Selon les sondages, les Tessinois devraient rejeter massivement l'extension à la libre circulation le 8 février prochain. Cette fois, la crainte d'un afflux de travailleurs roumains et bulgares dépasse largement le seul électorat europhobe de la Ligue des Tessinois.

«Afin de ne pas se retrouver au Tessin avec 20’000 chômeurs; pour éviter la baisse de nos salaires; pour défendre nos biens des criminels de l’Est; pour ne pas jeter aux toilettes ce qui reste de notre bien-être: votez NON!».

L’appel volontairement provocateur du tonitruant leader de la Lega dei Ticinesi, Giuliano Bignasca, en première page de la dernière édition de son journal dominical Il Mattino della Domenica, n’en reflète pas moins ce que pensent une majorité de Tessinois qui n’adhèrent pas forcément à son mouvement.

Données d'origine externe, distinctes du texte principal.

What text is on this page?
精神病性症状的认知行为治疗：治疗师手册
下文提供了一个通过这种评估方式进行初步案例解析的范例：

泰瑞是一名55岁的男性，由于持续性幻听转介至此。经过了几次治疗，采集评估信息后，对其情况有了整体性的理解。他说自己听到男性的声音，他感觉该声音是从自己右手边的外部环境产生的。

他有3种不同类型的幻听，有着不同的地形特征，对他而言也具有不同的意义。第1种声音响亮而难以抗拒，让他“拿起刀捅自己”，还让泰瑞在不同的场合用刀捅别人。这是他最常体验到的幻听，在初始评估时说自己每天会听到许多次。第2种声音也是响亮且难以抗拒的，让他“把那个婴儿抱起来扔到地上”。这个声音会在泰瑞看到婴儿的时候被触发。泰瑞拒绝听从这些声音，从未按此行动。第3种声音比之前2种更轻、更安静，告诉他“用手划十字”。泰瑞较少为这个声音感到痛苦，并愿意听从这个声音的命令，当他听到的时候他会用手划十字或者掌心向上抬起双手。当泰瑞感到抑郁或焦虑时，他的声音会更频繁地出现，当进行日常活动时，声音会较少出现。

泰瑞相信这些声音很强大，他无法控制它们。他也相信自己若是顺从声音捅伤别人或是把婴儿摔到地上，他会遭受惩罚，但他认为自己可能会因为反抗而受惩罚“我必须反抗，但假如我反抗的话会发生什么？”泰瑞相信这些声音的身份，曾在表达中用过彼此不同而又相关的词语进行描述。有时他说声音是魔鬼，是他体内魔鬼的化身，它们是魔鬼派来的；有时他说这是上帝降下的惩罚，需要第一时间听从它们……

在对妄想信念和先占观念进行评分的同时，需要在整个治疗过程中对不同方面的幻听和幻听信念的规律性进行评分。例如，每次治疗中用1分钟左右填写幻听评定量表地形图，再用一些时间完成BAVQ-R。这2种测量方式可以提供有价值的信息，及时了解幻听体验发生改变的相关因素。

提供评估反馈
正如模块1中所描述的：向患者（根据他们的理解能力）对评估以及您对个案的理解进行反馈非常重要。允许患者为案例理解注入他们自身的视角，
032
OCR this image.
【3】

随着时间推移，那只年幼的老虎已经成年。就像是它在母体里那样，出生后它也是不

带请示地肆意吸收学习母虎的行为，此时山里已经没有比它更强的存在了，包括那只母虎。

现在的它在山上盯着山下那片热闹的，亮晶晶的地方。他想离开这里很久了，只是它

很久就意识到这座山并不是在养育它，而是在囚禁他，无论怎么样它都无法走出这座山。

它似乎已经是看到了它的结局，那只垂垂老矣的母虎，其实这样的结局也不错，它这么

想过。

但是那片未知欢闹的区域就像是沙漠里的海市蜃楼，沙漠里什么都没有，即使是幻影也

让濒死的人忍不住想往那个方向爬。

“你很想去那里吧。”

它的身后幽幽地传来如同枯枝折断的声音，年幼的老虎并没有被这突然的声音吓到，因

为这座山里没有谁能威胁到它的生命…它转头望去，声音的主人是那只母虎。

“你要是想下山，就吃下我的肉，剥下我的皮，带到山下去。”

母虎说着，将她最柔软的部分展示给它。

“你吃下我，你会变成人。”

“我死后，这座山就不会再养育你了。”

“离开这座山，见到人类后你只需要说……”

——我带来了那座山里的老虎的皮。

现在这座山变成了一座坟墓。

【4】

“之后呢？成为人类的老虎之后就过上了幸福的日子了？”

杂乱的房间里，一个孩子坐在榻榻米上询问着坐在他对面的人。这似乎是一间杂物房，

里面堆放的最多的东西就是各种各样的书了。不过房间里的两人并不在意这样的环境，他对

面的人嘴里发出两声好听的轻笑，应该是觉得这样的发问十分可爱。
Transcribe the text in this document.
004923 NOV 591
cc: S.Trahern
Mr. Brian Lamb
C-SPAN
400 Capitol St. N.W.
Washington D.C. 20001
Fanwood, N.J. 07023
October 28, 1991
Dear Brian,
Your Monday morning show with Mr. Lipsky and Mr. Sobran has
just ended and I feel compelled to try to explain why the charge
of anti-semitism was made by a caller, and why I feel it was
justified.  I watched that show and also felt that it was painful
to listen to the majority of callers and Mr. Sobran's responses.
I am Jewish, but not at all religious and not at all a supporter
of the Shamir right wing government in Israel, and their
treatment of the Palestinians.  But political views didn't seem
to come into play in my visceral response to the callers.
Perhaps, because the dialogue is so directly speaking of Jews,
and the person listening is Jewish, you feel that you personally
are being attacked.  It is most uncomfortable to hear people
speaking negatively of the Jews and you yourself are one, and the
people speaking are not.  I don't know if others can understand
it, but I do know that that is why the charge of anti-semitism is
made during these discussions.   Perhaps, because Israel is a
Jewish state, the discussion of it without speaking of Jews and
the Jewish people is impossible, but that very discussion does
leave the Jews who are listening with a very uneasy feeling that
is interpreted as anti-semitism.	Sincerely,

Du monde du travail à l’administration, en passant par le patronat, nombreux sont ceux qui affirment qu’ils glisseront un non dans l’urne, le dimanche 8 février. Selon les derniers sondages, ils seraient 69% à se ranger dans le camp des opposants au sud des Alpes, contre 53% dans les cantons les plus europhobes de Suisse.

L’effet de l’Italie et la question des Rom

Si la Bulgarie fait moins parler d’elle, il n’en va pas de même de la Roumanie. Les débordements tout azimut en lien avec l’arrivée massive de Rom dans le Nord de l’Italie, venus gonfler les bidonvilles de plusieurs centres urbains dont Milan, n’a pas échappé aux Tessinois. Préoccupés par leur sécurité, ils sont nombreux à craindre de voir surgir de tels campements aux quatre coins du canton.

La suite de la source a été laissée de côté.